Eine amerikanische Familie. Joyce Ramsey, Mitte vierzig, hat alles, was sich eine Frau möglicherweise wünscht: zwei Töchter, die fast erwachsen sind, Geld, ein Haus, ein Dienstmädchen, Ansehen in der Gesellschaft von San Francisco. Und einen Mann, den sie zu dem gemacht hat, was er jetzt ist: Vizepräsident eines Stahlkonzerns. Aber: der Mann ist müde. Nachdem er sich über zwanzig Jahre lang von seiner Frau hat durchs Leben führen lassen, darf Joyce ihm an diesem Abend zwar noch die Fliege binden, aber statt dann mit ihm auf eine Party zu gehen, erklärt David Ramsay: „Ich will die Scheidung.“

Das ist ein Schock für Joyce Ramsay. Denn bisher war für sie alles in Ordnung, bisher hatte sie alles im Griff. Und nun das. Zuerst versucht sie zu reden, dann ohrfeigt sie ihn, und dann zieht sie sich in ihre Zimmer zurück. Sie blickt in den Spiegel, und sie blickt zurück: Wie aus einer Jugendliebe eine Ehe wurde. Wie sie für ihren Mann einen Job besorgt hat und dann einen besseren Job. Und damit das zu einer Karriere wurde, mussten auch ein paar Tricks angewendet werden. Wie zwischendurch die Kinder kamen. Und wie sich alles zu einer guten amerikanischen Familie gefügt hat.

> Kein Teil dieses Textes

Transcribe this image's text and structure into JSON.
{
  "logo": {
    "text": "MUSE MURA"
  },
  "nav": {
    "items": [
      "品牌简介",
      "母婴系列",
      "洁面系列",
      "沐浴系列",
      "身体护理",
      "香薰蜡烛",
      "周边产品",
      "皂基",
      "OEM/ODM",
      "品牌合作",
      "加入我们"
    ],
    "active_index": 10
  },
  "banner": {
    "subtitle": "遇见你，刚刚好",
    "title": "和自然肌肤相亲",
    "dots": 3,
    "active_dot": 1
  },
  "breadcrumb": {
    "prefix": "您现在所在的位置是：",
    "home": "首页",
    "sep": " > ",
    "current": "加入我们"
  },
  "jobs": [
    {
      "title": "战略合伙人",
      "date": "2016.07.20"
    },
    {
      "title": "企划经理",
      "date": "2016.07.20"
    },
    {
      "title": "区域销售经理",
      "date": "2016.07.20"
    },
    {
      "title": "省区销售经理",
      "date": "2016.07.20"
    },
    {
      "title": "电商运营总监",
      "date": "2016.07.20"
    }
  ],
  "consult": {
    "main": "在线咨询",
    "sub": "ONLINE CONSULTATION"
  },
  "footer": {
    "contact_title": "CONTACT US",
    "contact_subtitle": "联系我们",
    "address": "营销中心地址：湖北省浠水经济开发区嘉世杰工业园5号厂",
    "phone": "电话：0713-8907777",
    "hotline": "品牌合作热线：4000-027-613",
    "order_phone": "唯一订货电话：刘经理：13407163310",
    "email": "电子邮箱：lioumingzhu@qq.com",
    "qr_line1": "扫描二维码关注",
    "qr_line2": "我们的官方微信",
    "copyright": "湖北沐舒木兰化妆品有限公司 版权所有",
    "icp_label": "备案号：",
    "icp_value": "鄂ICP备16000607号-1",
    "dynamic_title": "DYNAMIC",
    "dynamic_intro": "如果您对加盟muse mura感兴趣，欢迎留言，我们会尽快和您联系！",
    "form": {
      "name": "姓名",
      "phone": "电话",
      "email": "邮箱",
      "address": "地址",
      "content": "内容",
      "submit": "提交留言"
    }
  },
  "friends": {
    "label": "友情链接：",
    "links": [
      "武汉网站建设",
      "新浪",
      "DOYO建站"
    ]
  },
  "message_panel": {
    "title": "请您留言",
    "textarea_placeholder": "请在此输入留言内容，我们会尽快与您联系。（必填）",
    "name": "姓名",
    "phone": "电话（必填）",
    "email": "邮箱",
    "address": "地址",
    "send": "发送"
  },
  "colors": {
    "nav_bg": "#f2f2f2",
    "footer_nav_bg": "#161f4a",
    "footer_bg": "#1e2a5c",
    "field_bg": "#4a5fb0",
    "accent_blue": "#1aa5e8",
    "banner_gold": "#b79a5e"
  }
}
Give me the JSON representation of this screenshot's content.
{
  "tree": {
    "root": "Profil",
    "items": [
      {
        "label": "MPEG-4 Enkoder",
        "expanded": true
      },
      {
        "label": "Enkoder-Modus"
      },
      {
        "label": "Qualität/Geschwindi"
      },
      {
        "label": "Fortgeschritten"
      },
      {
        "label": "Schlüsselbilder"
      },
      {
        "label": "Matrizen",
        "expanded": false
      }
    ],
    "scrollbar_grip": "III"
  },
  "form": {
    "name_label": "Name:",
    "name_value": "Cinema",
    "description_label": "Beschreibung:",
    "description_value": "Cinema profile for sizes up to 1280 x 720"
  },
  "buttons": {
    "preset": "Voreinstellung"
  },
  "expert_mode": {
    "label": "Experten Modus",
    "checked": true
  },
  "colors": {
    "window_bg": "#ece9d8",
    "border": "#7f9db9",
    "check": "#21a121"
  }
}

Auch die Töchter sind schon dabei, Familien zu gründen. Diana, Anfang zwanzig, hat einen Verlobten mit einem guten Job, kann nicht kochen, kann nicht nähen, hasst Hausarbeit und liebt schöne Dinge. Martha, 19, lernt kochen, lernt Hausarbeit und hat einen Boyfriend aus armer Familie. Für Joyce Ramsey ist das einer, der nicht zu ihnen passt. Er heißt Bill Polanski und fühlt sich noch als eingewanderter Tscheche. Er fragt Joyce nach ihrer Nationalität, und da kann sie nur sagen „I’m an American“. Am Ende wird Martha ihren Bill heiraten.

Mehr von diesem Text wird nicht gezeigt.